Mais face à des menaces des nouvelles autorités tchadiennes, dont de nombreux tortionnaires de l’ancien régime recyclés dans l’appareil de sécurité de l’État, l’association a dû suspendre son combat publique et cacher ses preuves jusqu’à ce que la société civile l’assiste pour porter plainte à Dakar en 2000.

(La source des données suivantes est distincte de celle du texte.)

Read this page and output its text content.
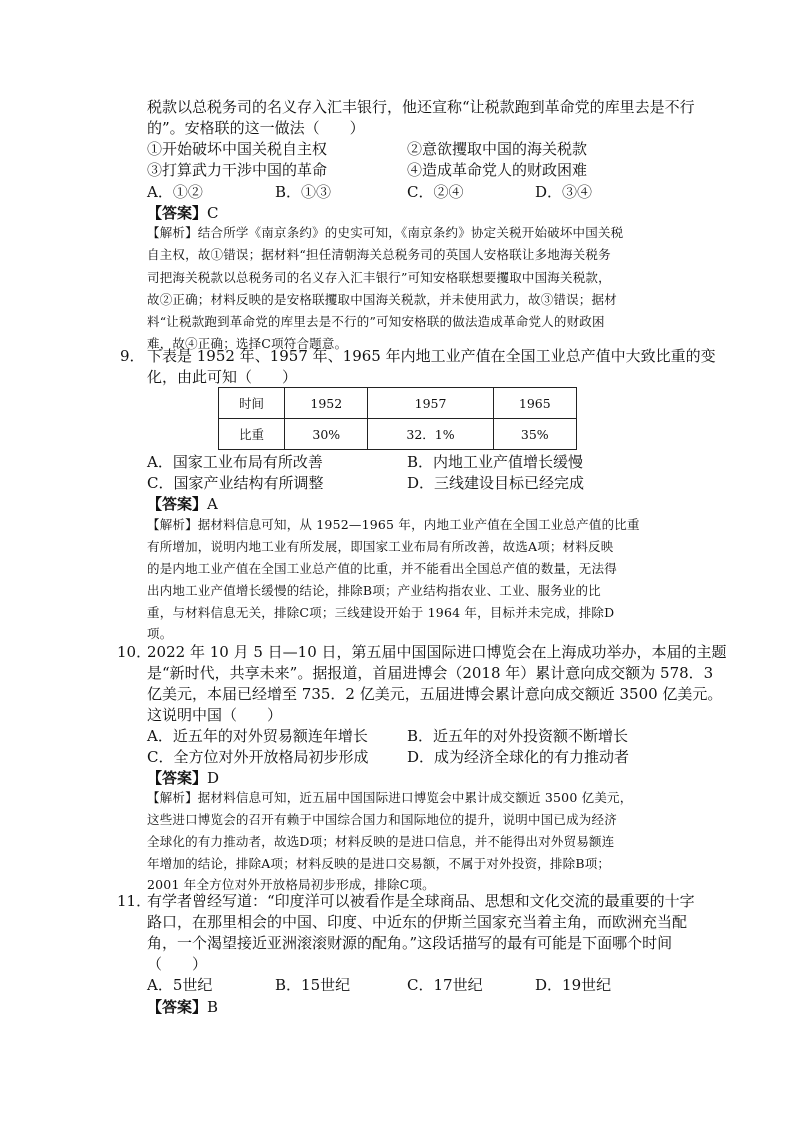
税款以总税务司的名义存入汇丰银行，他还宣称“让税款跑到革命党的库里去是不行
的”。安格联的这一做法（　　）
①开始破坏中国关税自主权	②意欲攫取中国的海关税款
③打算武力干涉中国的革命	④造成革命党人的财政困难
A．①②	B．①③	C．②④	D．③④
【答案】C
【解析】结合所学《南京条约》的史实可知，《南京条约》协定关税开始破坏中国关税
自主权，故①错误；据材料“担任清朝海关总税务司的英国人安格联让多地海关税务
司把海关税款以总税务司的名义存入汇丰银行”可知安格联想要攫取中国海关税款，
故②正确；材料反映的是安格联攫取中国海关税款，并未使用武力，故③错误；据材
料“让税款跑到革命党的库里去是不行的”可知安格联的做法造成革命党人的财政困
难，故④正确；选择C项符合题意。
9． 下表是 1952 年、1957 年、1965 年内地工业产值在全国工业总产值中大致比重的变
化，由此可知（　　）
时间	1952	1957	1965
比重	30%	32．1%	35%
A．国家工业布局有所改善	B．内地工业产值增长缓慢
C．国家产业结构有所调整	D．三线建设目标已经完成
【答案】A
【解析】据材料信息可知，从 1952—1965 年，内地工业产值在全国工业总产值的比重
有所增加，说明内地工业有所发展，即国家工业布局有所改善，故选A项；材料反映
的是内地工业产值在全国工业总产值的比重，并不能看出全国总产值的数量，无法得
出内地工业产值增长缓慢的结论，排除B项；产业结构指农业、工业、服务业的比
重，与材料信息无关，排除C项；三线建设开始于 1964 年，目标并未完成，排除D
项。
10．
2022 年 10 月 5 日—10 日，第五届中国国际进口博览会在上海成功举办，本届的主题
是“新时代，共享未来”。据报道，首届进博会（2018 年）累计意向成交额为 578．3
亿美元，本届已经增至 735．2 亿美元，五届进博会累计意向成交额近 3500 亿美元。
这说明中国（　　）
A．近五年的对外贸易额连年增长	B．近五年的对外投资额不断增长
C．全方位对外开放格局初步形成	D．成为经济全球化的有力推动者
【答案】D
【解析】据材料信息可知，近五届中国国际进口博览会中累计成交额近 3500 亿美元，
这些进口博览会的召开有赖于中国综合国力和国际地位的提升，说明中国已成为经济
全球化的有力推动者，故选D项；材料反映的是进口信息，并不能得出对外贸易额连
年增加的结论，排除A项；材料反映的是进口交易额，不属于对外投资，排除B项；
2001 年全方位对外开放格局初步形成，排除C项。
11．
有学者曾经写道：“印度洋可以被看作是全球商品、思想和文化交流的最重要的十字
路口，在那里相会的中国、印度、中近东的伊斯兰国家充当着主角，而欧洲充当配
角，一个渴望接近亚洲滚滚财源的配角。”这段话描写的最有可能是下面哪个时间
（　　）
A．5世纪	B．15世纪	C．17世纪	D．19世纪
【答案】B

Pendant 12 longues années, de 2000 à 2012, l’ancien gouvernement sénégalais a soumis les victimes à ce que l’archevêque Desmond Tutu a appelé un « interminable feuilleton politico-judiciaire ». Les victimes ont dû saisir toutes les instances internationales jusqu’à ce que la Cour internationale de Justice, la plus haute juridiction des Nations Unies, ordonne au Sénégal de traduire Habré en justice « sans autre délai », à défaut de l’extrader.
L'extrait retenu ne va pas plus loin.